如同传统Web应用使用WAF识别恶意流量，生成式AI应用也需类似防护机制。这些安全护栏会对输入输出进行双重检查：

• 输入侧：系统在请求到达AI模型前，就能检测提示注入尝试、策略违规及越权查询
• 输出侧：过滤模型不应泄露的信息，包括个人身份信息（PII）、内部文档或超出设定范围的回答。例如专用于入职指导的LLM，不应回答薪资等级或财务数据等咨询

这些实时执行的策略边界构成最后防线。虽不能替代访问控制，但能大幅降低漏洞利用可能性。

自研LLM微调与托管的关键安全考量

微调（Fine-tuning）是通过专业数据集继续训练预训练模型的过程，可能暴露代码、内部文档乃至敏感客户数据等知识产权。若无防护措施，攻击者可通过特定话术提取这些信息。

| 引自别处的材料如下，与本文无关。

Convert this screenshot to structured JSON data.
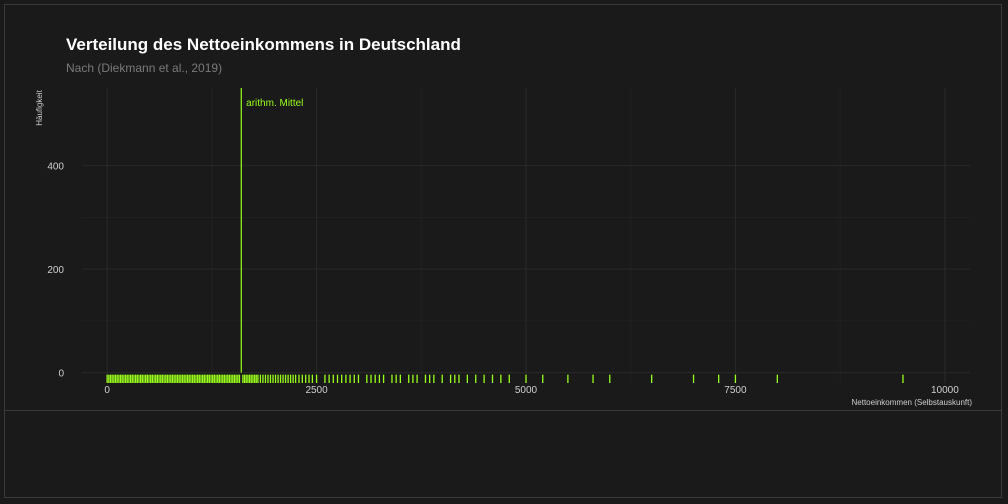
{
  "chart_data": {
    "type": "histogram",
    "title": "Verteilung des Nettoeinkommens in Deutschland",
    "subtitle": "Nach (Diekmann et al., 2019)",
    "xlabel": "Nettoeinkommen (Selbstauskunft)",
    "ylabel": "Häufigkeit",
    "xlim": [
      -300,
      10300
    ],
    "ylim": [
      -20,
      550
    ],
    "x_ticks": [
      0,
      2500,
      5000,
      7500,
      10000
    ],
    "x_tick_labels": [
      "0",
      "2500",
      "5000",
      "7500",
      "10000"
    ],
    "y_ticks": [
      0,
      200,
      400
    ],
    "y_tick_labels": [
      "0",
      "200",
      "400"
    ],
    "grid": true,
    "accent_color": "#9aff1a",
    "mean": {
      "label": "arithm. Mittel",
      "x": 1600
    },
    "bins": {
      "x": [
        1600
      ],
      "values": [
        550
      ]
    },
    "rug_x": [
      0,
      20,
      40,
      60,
      80,
      100,
      120,
      140,
      160,
      180,
      200,
      220,
      240,
      260,
      280,
      300,
      320,
      340,
      360,
      380,
      400,
      420,
      440,
      460,
      480,
      500,
      520,
      540,
      560,
      580,
      600,
      620,
      640,
      660,
      680,
      700,
      720,
      740,
      760,
      780,
      800,
      820,
      840,
      860,
      880,
      900,
      920,
      940,
      960,
      980,
      1000,
      1020,
      1040,
      1060,
      1080,
      1100,
      1120,
      1140,
      1160,
      1180,
      1200,
      1220,
      1240,
      1260,
      1280,
      1300,
      1320,
      1340,
      1360,
      1380,
      1400,
      1420,
      1440,
      1460,
      1480,
      1500,
      1520,
      1540,
      1560,
      1580,
      1620,
      1640,
      1660,
      1680,
      1700,
      1720,
      1740,
      1760,
      1780,
      1800,
      1830,
      1860,
      1890,
      1920,
      1950,
      1980,
      2010,
      2040,
      2070,
      2100,
      2130,
      2160,
      2190,
      2220,
      2250,
      2290,
      2330,
      2370,
      2410,
      2450,
      2500,
      2600,
      2650,
      2700,
      2750,
      2800,
      2850,
      2900,
      2950,
      3000,
      3100,
      3150,
      3200,
      3250,
      3300,
      3400,
      3450,
      3500,
      3600,
      3650,
      3700,
      3800,
      3850,
      3900,
      4000,
      4100,
      4150,
      4200,
      4300,
      4400,
      4500,
      4600,
      4700,
      4800,
      5000,
      5200,
      5500,
      5800,
      6000,
      6500,
      7000,
      7300,
      7500,
      8000,
      9500
    ]
  }
}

前述调查中37%的受访者认为，软件开发缺乏生成式AI监管是最大应用安全挑战。因此以下安全要素尤为重要：

• 训练数据净化：微调前清除数据集中的密钥、凭证、PII及专有信息
• 模型输出测试：通过红队设计的提示词主动测试模型是否存在记忆内容泄露
• 访问控制与审计日志：限制模型访问权限，记录所有使用行为以便事件响应
• 模型部署卫生：确保API等服务基础设施能防御注入、速率限制绕过等常见Web威胁
• 安全模型托管：防止底层模型文件及权重参数遭篡改或外泄
• 数据溯源追踪：保留模型训练数据记录以满足合规要求

安全团队应将LLM视为高价值资产进行保护。

生成式AI红队测试工具推荐

生成式AI投入生产环境时，红队测试应纳入软件开发生命周期（SDLC）。Lakera Red和Straiker Ascend AI等平台能自动化发现LLM应用的漏洞，模拟提示注入、越狱攻击和代理逃逸等攻击场景，堪称持续运行的专属渗透测试工具。

关键是要将这些工具集成至发布流程，而非作为一次性检查。ArmorCode等应用安全态势管理（ASPM）平台还能整合渗透测试结果，通过AI辅助研判修复优先级。

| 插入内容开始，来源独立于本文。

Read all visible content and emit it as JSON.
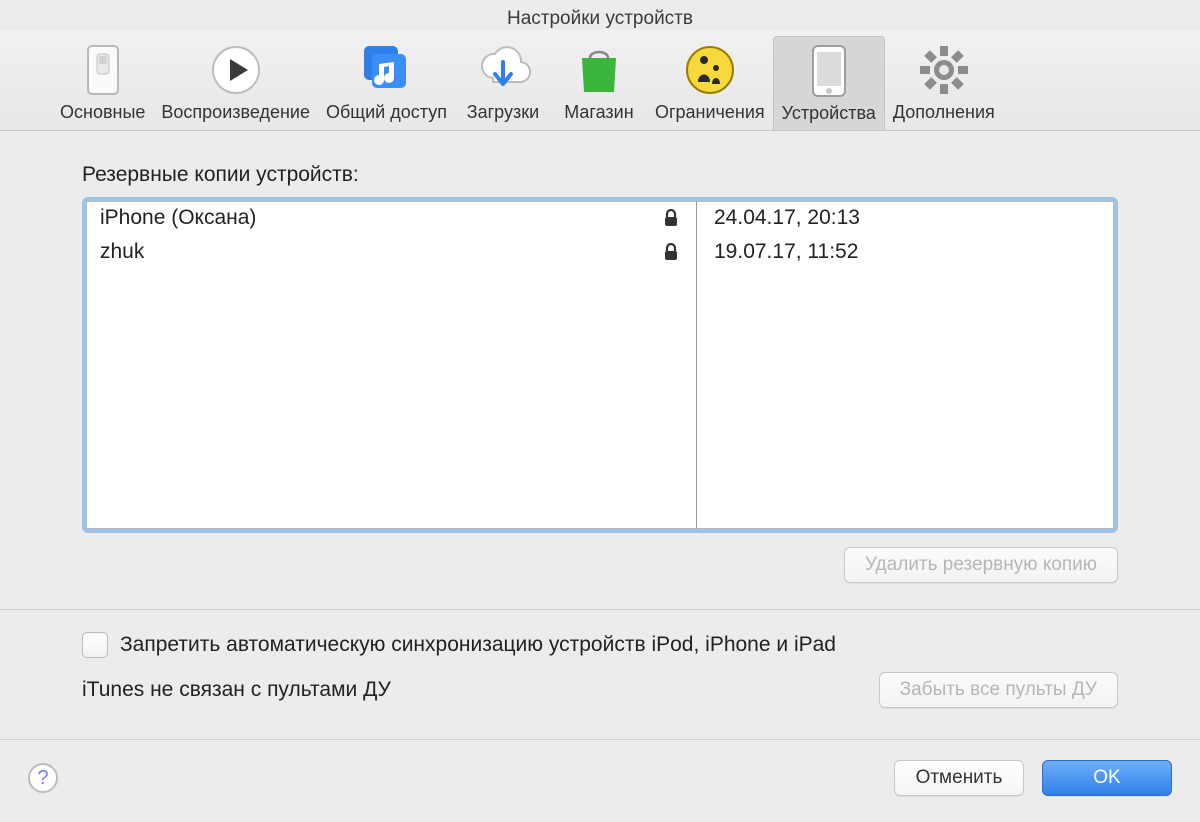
{
  "window": {
    "title": "Настройки устройств"
  },
  "toolbar": {
    "items": [
      {
        "label": "Основные"
      },
      {
        "label": "Воспроизведение"
      },
      {
        "label": "Общий доступ"
      },
      {
        "label": "Загрузки"
      },
      {
        "label": "Магазин"
      },
      {
        "label": "Ограничения"
      },
      {
        "label": "Устройства"
      },
      {
        "label": "Дополнения"
      }
    ]
  },
  "main": {
    "backups_label": "Резервные копии устройств:",
    "backups": [
      {
        "name": "iPhone (Оксана)",
        "date": "24.04.17, 20:13"
      },
      {
        "name": "zhuk",
        "date": "19.07.17, 11:52"
      }
    ],
    "delete_backup_label": "Удалить резервную копию",
    "prevent_sync_label": "Запретить автоматическую синхронизацию устройств iPod, iPhone и iPad",
    "remotes_status": "iTunes не связан с пультами ДУ",
    "forget_remotes_label": "Забыть все пульты ДУ"
  },
  "footer": {
    "cancel": "Отменить",
    "ok": "OK"
  }
}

Lakera的Gandalf等教育类工具虽非正式测试平台，但能让开发团队亲身体验LLM如何被轻易操纵——安全意识教育始终是防御体系的重要组成部分。

AI功能部署至生产环境的CI/CD管道控制要点

所有影响模型行为的要素（如提示词、系统消息、检索逻辑）都应视同代码管理：进行版本控制、代码审查，并纳入标准变更管理流程。

自动化测试需覆盖功能与行为验证。若更新导致模型产生敏感信息幻觉或违反策略，应在预发布环境而非生产环境捕获问题。

扫描微调输入中的PII或风险内容，验证模型制品后再部署，严格限制生产环境推理设置和提示模板的修改权限。变更聊天机器人行为应比部署后端服务更具管控难度——LLM应遵循同等安全标准。